Associate Professor Ryan Cordell and Assistant Professor Emily Maemura will discuss their research at a symposium exploring the materiality and historical value of digital texts. Sponsored by the Andrew W. Mellon Society of Fellows in Critical Bibliography and Rare Book School, Preserving and Analyzing Digital Texts will be held online on April 21 from 3:00-4:30 p.m. Eastern Time.
Cordell will present his paper, "Towards a Bibliography for AI Systems," which looks at the bibliographic study of texts generated by a large language model, such as ChatGPT. Cordell argues that a bibliography for AI systems must bring together “two related traditions: the sociological school of bibliography and book history, which forefronts the linked technological, social, economic, and artistic contexts through which books come into being, and the growing set of approaches gathered under the mantle of 'data archaeology,' which seek to outline the similarly linked contexts through which datasets are created, distributed, and accessed."
Maemura will discuss her article, "All WARC and no playback: The materialities of data-centered web archives research," which was recently published in Big Data & Society. The WARC (Web ARChive) file format offers researchers a standard way to structure, manage, and store billions of resources collected from the web and elsewhere. In the article, Maemura examines how the WARC format relates to the idea of "digital texts" and considers the sociotechnical systems, labor, etc., involved in translating digital texts to "collections as data."

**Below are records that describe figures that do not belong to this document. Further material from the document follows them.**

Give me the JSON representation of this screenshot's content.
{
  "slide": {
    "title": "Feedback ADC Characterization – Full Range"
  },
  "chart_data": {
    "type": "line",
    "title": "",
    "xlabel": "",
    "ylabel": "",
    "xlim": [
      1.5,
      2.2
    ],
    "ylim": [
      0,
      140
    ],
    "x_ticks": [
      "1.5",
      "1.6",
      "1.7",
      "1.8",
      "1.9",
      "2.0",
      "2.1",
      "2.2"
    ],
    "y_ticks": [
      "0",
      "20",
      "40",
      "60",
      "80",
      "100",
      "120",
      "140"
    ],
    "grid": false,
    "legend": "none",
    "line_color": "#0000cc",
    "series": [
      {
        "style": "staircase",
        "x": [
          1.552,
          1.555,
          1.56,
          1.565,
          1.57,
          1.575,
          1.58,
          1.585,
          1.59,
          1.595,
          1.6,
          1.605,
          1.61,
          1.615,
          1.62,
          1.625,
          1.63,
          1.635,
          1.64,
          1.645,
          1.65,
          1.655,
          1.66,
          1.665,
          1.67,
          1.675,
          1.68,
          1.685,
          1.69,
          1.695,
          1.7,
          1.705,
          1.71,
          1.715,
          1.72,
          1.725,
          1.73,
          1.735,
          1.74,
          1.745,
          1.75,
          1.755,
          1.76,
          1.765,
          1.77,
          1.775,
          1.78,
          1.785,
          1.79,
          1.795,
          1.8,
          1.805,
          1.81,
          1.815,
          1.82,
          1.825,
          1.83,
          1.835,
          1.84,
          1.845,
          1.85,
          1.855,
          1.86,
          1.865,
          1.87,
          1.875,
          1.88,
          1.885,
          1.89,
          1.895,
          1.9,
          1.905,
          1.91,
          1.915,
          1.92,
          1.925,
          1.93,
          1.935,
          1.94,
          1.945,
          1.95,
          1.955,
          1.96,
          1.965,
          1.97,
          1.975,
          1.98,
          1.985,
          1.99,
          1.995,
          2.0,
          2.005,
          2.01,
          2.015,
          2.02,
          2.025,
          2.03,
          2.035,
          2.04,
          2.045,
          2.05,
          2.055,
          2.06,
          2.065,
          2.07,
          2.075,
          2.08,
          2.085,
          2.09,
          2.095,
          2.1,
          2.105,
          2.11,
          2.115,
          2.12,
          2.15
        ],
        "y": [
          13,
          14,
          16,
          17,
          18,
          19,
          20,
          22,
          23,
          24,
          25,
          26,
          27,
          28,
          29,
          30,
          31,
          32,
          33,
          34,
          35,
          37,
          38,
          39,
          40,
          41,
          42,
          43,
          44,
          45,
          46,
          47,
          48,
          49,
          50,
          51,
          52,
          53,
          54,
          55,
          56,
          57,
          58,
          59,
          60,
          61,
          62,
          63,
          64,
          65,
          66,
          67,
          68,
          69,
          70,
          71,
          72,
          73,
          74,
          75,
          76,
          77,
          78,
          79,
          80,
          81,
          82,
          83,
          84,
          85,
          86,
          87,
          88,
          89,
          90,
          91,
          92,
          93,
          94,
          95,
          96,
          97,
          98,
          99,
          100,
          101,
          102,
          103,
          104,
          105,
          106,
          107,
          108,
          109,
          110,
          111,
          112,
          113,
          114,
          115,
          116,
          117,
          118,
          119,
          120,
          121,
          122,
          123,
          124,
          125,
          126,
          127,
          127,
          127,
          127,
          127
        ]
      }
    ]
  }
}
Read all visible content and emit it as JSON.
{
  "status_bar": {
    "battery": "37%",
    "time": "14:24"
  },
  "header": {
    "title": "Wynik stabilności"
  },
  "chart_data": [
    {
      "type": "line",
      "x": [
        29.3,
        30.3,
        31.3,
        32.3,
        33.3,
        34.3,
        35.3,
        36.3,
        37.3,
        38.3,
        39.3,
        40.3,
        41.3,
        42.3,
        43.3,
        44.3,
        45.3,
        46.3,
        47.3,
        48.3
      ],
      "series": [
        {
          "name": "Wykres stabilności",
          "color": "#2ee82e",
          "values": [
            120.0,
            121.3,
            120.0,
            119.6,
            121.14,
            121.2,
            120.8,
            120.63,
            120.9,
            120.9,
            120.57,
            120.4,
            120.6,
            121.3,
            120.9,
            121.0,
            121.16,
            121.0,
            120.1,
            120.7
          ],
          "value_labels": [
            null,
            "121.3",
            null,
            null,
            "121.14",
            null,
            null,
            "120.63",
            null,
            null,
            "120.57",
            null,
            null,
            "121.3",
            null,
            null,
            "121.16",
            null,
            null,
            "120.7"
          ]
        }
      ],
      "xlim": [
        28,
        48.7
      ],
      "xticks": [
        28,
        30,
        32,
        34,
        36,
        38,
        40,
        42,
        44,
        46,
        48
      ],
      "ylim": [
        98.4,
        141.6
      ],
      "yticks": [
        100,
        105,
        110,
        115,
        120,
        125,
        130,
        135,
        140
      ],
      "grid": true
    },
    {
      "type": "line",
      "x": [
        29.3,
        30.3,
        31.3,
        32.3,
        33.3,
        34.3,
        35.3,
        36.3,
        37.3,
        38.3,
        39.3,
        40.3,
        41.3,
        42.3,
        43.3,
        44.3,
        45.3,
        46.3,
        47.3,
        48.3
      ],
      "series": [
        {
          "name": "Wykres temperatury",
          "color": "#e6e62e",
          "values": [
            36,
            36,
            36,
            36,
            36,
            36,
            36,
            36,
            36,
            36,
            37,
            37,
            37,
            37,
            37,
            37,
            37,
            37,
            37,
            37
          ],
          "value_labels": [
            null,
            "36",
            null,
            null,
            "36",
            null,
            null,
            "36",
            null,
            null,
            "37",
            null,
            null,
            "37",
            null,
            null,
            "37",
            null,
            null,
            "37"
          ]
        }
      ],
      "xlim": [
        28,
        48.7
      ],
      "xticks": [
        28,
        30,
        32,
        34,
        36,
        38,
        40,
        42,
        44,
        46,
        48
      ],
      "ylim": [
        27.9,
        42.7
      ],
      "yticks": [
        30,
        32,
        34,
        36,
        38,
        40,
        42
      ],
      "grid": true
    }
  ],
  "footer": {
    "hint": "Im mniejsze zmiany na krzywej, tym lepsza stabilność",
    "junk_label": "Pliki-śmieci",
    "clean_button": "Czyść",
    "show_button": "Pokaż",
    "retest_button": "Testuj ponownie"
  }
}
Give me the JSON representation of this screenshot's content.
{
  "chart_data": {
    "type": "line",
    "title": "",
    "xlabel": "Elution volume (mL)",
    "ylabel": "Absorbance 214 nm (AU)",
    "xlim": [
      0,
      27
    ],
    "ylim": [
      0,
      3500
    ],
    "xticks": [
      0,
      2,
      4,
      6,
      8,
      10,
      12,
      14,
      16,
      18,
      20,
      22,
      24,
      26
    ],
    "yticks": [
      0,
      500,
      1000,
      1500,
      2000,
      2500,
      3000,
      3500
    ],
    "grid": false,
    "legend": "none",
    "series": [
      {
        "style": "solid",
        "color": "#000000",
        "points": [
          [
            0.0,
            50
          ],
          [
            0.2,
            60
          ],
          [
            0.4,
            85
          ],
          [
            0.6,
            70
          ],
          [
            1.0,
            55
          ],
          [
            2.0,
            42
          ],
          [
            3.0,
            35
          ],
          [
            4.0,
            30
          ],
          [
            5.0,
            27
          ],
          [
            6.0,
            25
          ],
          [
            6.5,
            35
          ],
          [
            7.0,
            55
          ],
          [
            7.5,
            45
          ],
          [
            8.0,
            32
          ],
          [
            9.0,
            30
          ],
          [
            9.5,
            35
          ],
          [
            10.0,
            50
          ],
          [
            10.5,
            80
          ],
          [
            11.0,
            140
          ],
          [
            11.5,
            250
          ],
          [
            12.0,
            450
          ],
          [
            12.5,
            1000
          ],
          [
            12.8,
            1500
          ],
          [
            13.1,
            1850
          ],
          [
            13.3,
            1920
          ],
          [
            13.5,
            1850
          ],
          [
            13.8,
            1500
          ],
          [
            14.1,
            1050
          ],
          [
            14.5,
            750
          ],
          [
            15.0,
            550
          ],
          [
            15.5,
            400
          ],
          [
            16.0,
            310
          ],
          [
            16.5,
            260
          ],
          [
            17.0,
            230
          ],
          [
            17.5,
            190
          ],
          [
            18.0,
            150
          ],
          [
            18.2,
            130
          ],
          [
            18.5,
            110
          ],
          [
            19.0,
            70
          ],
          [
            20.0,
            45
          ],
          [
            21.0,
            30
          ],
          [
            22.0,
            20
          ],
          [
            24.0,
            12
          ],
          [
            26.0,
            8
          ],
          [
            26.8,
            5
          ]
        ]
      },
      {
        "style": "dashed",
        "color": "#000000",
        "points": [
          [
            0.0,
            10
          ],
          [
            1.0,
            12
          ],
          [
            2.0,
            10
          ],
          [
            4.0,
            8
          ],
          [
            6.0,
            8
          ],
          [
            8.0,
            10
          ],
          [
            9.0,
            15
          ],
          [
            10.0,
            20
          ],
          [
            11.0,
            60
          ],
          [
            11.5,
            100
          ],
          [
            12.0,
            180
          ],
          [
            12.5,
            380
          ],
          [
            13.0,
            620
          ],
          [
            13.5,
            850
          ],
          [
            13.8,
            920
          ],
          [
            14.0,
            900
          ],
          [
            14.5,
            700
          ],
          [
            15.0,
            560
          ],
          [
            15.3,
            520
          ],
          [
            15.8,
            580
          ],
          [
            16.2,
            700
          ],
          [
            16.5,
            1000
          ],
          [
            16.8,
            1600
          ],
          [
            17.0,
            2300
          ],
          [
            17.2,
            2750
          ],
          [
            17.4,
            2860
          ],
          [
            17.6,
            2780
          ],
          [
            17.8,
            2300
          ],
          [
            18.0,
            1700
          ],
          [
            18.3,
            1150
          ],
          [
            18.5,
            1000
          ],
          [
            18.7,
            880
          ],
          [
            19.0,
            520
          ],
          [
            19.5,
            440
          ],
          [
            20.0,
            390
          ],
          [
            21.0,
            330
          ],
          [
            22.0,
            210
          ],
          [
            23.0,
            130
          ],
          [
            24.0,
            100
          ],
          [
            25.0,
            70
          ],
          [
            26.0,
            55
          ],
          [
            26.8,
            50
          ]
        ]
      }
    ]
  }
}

Cordell's research areas include book history, book arts, print culture, bibliography, digital humanities, text and data mining, machine learning, and critical making. He primarily studies circulation and reprinting in nineteenth-century American newspapers, but his interests extend to the influence of digitization and computation on contemporary reading, writing, and research. He is a Senior Fellow in the Andrew W. Mellon Society of Fellows in Critical Bibliography at Rare Book School.
Maemura's research focuses on data practices and the activities of curation, description, characterization, and re-use of archived web data. She is interested in approaches and methods for working with archived web data in the form of large-scale research collections, considering diverse perspectives of the internet as an object and site of study.